Wer jetzt wann welche Erstgeburtsrechte auf Verleih hat ist irrelevant.
Dass es einen Konflikt gibt, den sich niemand, weder Bibliotheken noch
Rechteinhaber wünschen ist klar.

Dass das kommerzielle Geschäftsmodell der Ausleihe beginnt ist jetzt auch
offensichtlich. Gerade heute hat Amazon die Ausleihe in Deutschland
gestartet, siehe Pressemeldung in Buchreport etc.

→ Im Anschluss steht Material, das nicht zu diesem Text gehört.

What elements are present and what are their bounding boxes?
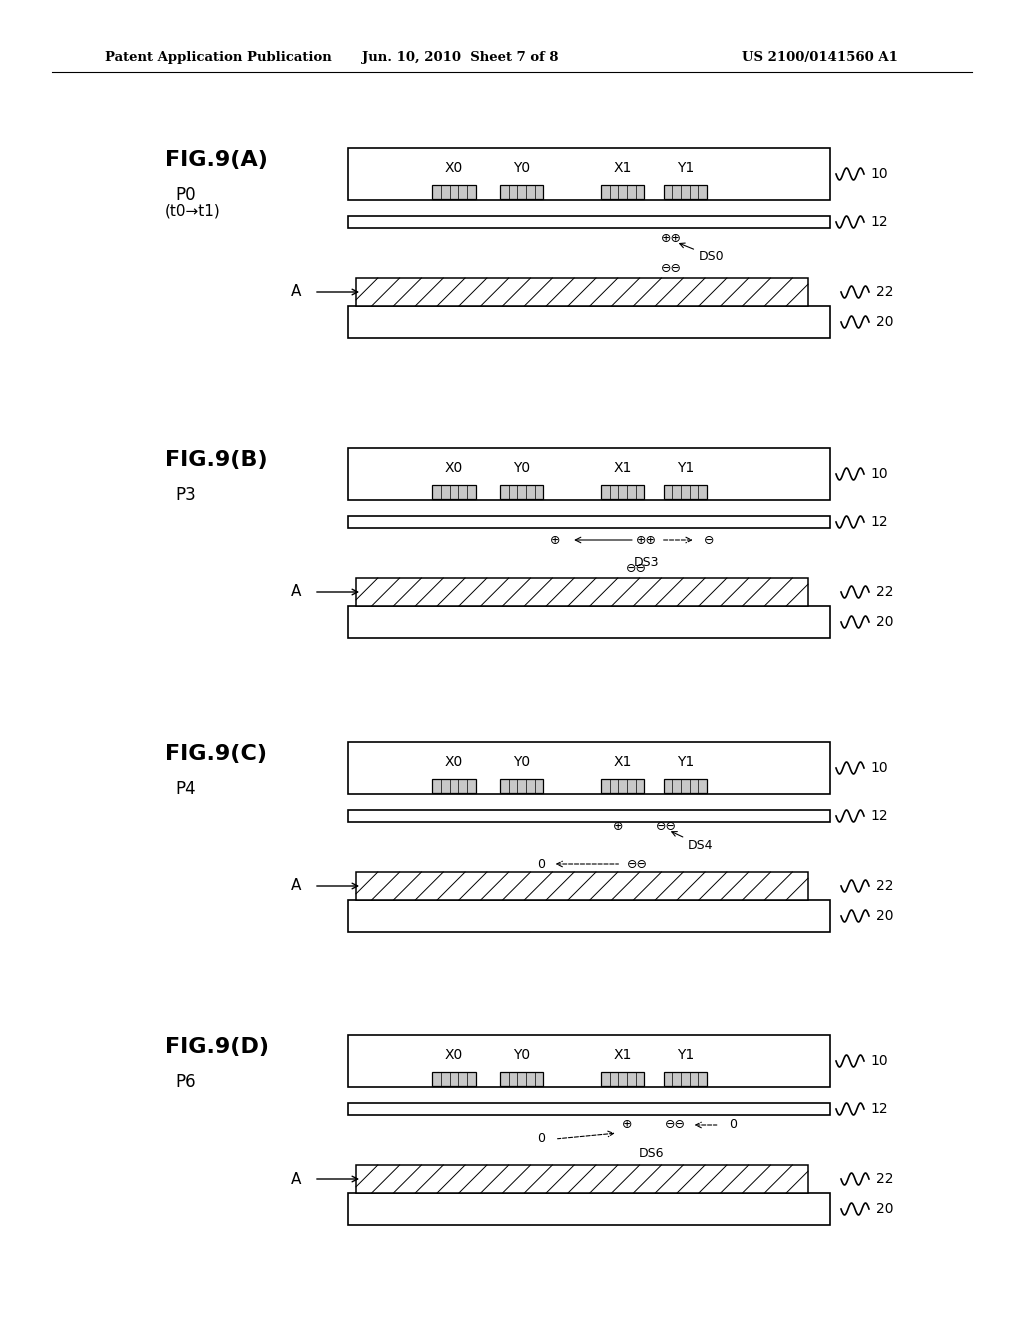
Bar <box>356 279 808 306</box>
Bar <box>348 900 830 932</box>
Text: 0: 0 <box>537 858 545 870</box>
Text: A: A <box>291 285 301 300</box>
Text: X1: X1 <box>613 461 632 475</box>
Text: 20: 20 <box>876 615 894 630</box>
Bar <box>348 216 830 228</box>
Text: P6: P6 <box>175 1073 196 1092</box>
Text: X0: X0 <box>444 461 463 475</box>
Text: P3: P3 <box>175 486 196 504</box>
Text: ⊖⊖: ⊖⊖ <box>660 261 681 275</box>
Text: 20: 20 <box>876 909 894 923</box>
Text: ⊖⊖: ⊖⊖ <box>655 821 677 833</box>
Text: DS6: DS6 <box>639 1147 665 1160</box>
Bar <box>664 484 708 499</box>
Text: US 2100/0141560 A1: US 2100/0141560 A1 <box>742 51 898 65</box>
Bar <box>348 447 830 500</box>
Text: (t0→t1): (t0→t1) <box>165 205 221 219</box>
Bar <box>356 873 808 900</box>
Text: X0: X0 <box>444 1048 463 1061</box>
Bar <box>500 1072 543 1086</box>
Bar <box>664 779 708 793</box>
Bar <box>348 810 830 822</box>
Bar <box>500 484 543 499</box>
Text: ⊕⊕: ⊕⊕ <box>636 533 657 546</box>
Bar <box>500 185 543 199</box>
Text: Y1: Y1 <box>677 161 694 174</box>
Text: Y1: Y1 <box>677 1048 694 1061</box>
Text: Y0: Y0 <box>513 755 530 768</box>
Text: Patent Application Publication: Patent Application Publication <box>105 51 332 65</box>
Bar <box>348 1035 830 1086</box>
Bar <box>348 606 830 638</box>
Text: 0: 0 <box>729 1118 737 1131</box>
Text: FIG.9(B): FIG.9(B) <box>165 450 267 470</box>
Text: 10: 10 <box>870 467 888 480</box>
Bar <box>432 185 476 199</box>
Bar <box>601 779 644 793</box>
Text: 22: 22 <box>876 1172 894 1185</box>
Text: Y1: Y1 <box>677 755 694 768</box>
Text: X0: X0 <box>444 161 463 174</box>
Text: P4: P4 <box>175 780 196 799</box>
Bar <box>432 779 476 793</box>
Bar <box>348 148 830 201</box>
Bar <box>348 1193 830 1225</box>
Bar <box>348 1104 830 1115</box>
Text: 20: 20 <box>876 315 894 329</box>
Text: FIG.9(C): FIG.9(C) <box>165 744 267 764</box>
Bar <box>356 1166 808 1193</box>
Text: X1: X1 <box>613 161 632 174</box>
Bar <box>601 185 644 199</box>
Text: 12: 12 <box>870 515 888 529</box>
Text: X1: X1 <box>613 1048 632 1061</box>
Text: 12: 12 <box>870 809 888 822</box>
Text: FIG.9(D): FIG.9(D) <box>165 1038 269 1057</box>
Text: ⊕: ⊕ <box>623 1118 633 1131</box>
Bar <box>500 779 543 793</box>
Text: 20: 20 <box>876 1203 894 1216</box>
Text: FIG.9(A): FIG.9(A) <box>165 150 268 170</box>
Text: A: A <box>291 879 301 894</box>
Text: DS0: DS0 <box>680 243 725 263</box>
Text: Y0: Y0 <box>513 461 530 475</box>
Text: DS3: DS3 <box>634 556 659 569</box>
Text: Jun. 10, 2010  Sheet 7 of 8: Jun. 10, 2010 Sheet 7 of 8 <box>361 51 558 65</box>
Text: ⊖⊖: ⊖⊖ <box>627 858 648 870</box>
Bar <box>348 516 830 528</box>
Text: A: A <box>291 585 301 599</box>
Text: ⊖⊖: ⊖⊖ <box>627 561 647 574</box>
Text: P0: P0 <box>175 186 196 205</box>
Text: 12: 12 <box>870 215 888 228</box>
Text: 12: 12 <box>870 1102 888 1115</box>
Text: 22: 22 <box>876 879 894 894</box>
Text: ⊕: ⊕ <box>550 533 560 546</box>
Text: 10: 10 <box>870 762 888 775</box>
Text: ⊖⊖: ⊖⊖ <box>666 1118 686 1131</box>
Bar <box>348 742 830 795</box>
Text: Y0: Y0 <box>513 1048 530 1061</box>
Bar <box>664 1072 708 1086</box>
Text: Y0: Y0 <box>513 161 530 174</box>
Bar <box>664 185 708 199</box>
Bar <box>348 306 830 338</box>
Text: 10: 10 <box>870 1053 888 1068</box>
Bar <box>356 578 808 606</box>
Text: 22: 22 <box>876 285 894 300</box>
Text: ⊕: ⊕ <box>612 821 624 833</box>
Text: ⊕⊕: ⊕⊕ <box>660 231 681 244</box>
Text: 0: 0 <box>537 1133 545 1146</box>
Text: 10: 10 <box>870 168 888 181</box>
Bar <box>432 1072 476 1086</box>
Text: X1: X1 <box>613 755 632 768</box>
Bar <box>601 484 644 499</box>
Bar <box>601 1072 644 1086</box>
Text: 22: 22 <box>876 585 894 599</box>
Text: ⊖: ⊖ <box>705 533 715 546</box>
Bar <box>432 484 476 499</box>
Text: Y1: Y1 <box>677 461 694 475</box>
Text: X0: X0 <box>444 755 463 768</box>
Text: A: A <box>291 1172 301 1187</box>
Text: DS4: DS4 <box>672 832 714 851</box>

Damit Bibliotheken das Angebot an E-Book Ausleihe ausbauen können
benötigen sie Medien. Die bekommen sie entweder von Verlagen, wenn die
beiden Ausleihmodelle nicht zu sehr miteinander konkurrieren. Oder sie
müssen auf die nächste Schranke im nächste Korb hoffen. Ich halte es
angesichts der ökonomischen Bedeutung der Ausleihe für unrealistisch hier
viel zu erwarten, da der Eingriff in die Eigentumsrechte der Rechteinhaber
in diesem Konflikt bei der angedeuteten Marktentwicklung zu massiv wäre.
Realistisch ist vielleicht die Bindung an die Räumlichkeiten der Bibliothek
und an spezielle Lesegeräte. Aber bis das soweit ist vergehen Jahre.

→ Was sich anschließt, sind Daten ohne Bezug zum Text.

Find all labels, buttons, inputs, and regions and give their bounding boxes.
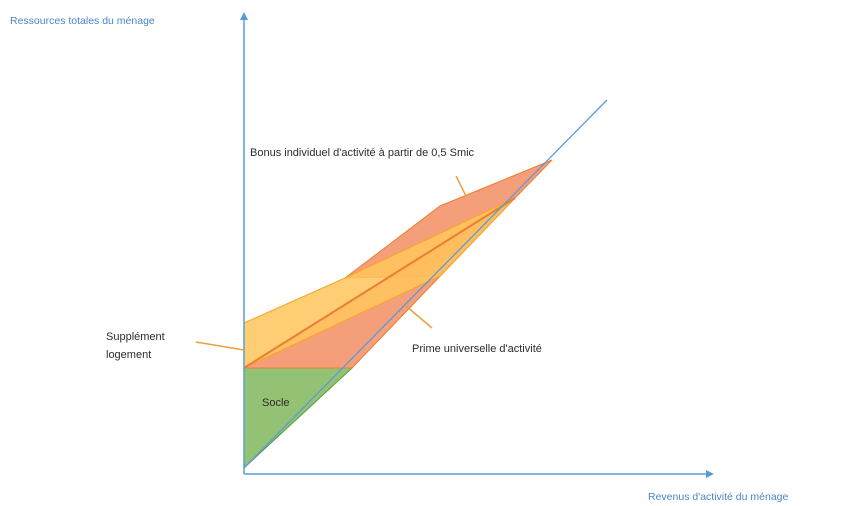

Das finde ich sind ausreichend Gründe gemeinsam nach einer Lösung zu
suchen und nicht historische Feindschaften zu beschwören.

Gruss
Matthias Ulmer





Am 12.10.2012 um 08:53 ngschrieb "Mittermaier, Bernhard" <
B.Mittermaier@xxxxxxxxxxxxx <javascript:;>>:

Lieber Herr Ulmer,
wenn man Ihre Argumentation bei den E-Books akzeptiert, dann sehe ich
keinen Grund, sie für den print-Bereich nicht zu akzeptieren. Und so wird
vielleicht deutlich, dass Sie letztlich aussagen, dass die Bibliotheken den
Verlagen das Geschäft kaputt machen (gestern war ich bei einer
Veranstaltung in Frankfurt, bei der viele Verlage *mit* vielen Bibliothek
Geschäfte machen, aber das nur nebenbei).
Ich erläutere Ihnen dies durch die Methode des Substitution: Wenn ich in
dem Zitat aus boersenblatt.net "E-Book" durch "Buch", "zu speichern"
durch "ins Regal zu stellen" und "Onleihe" durch "Ausleihe" ersetze, dann
ergibt sich:

Matthias Ulmer nimmt an, dass künftig mehr *Buch*-Leser dazu übergehen
werden, Titel nicht dauerhaft *ins Regal zu stellen*, sondern nach Bedarf
auf sie zuzugreifen. In diesem Zusammenhang erwachse den Verlagen eine
Konkurrenz aus den *Ausleihe*-Angeboten der öffentlichen Bibliotheken, die
auf Dauer das Geschäftsmodell der Verlage gefährden könnten. Längst
sprächen die Bibliotheken nicht mehr ihre ursprüngliche, eher
einkommensschwache Zielgruppe an, sondern einen wesentlich größeren
Nutzerkreis. Hier steuere man auf einen Konflikt zu.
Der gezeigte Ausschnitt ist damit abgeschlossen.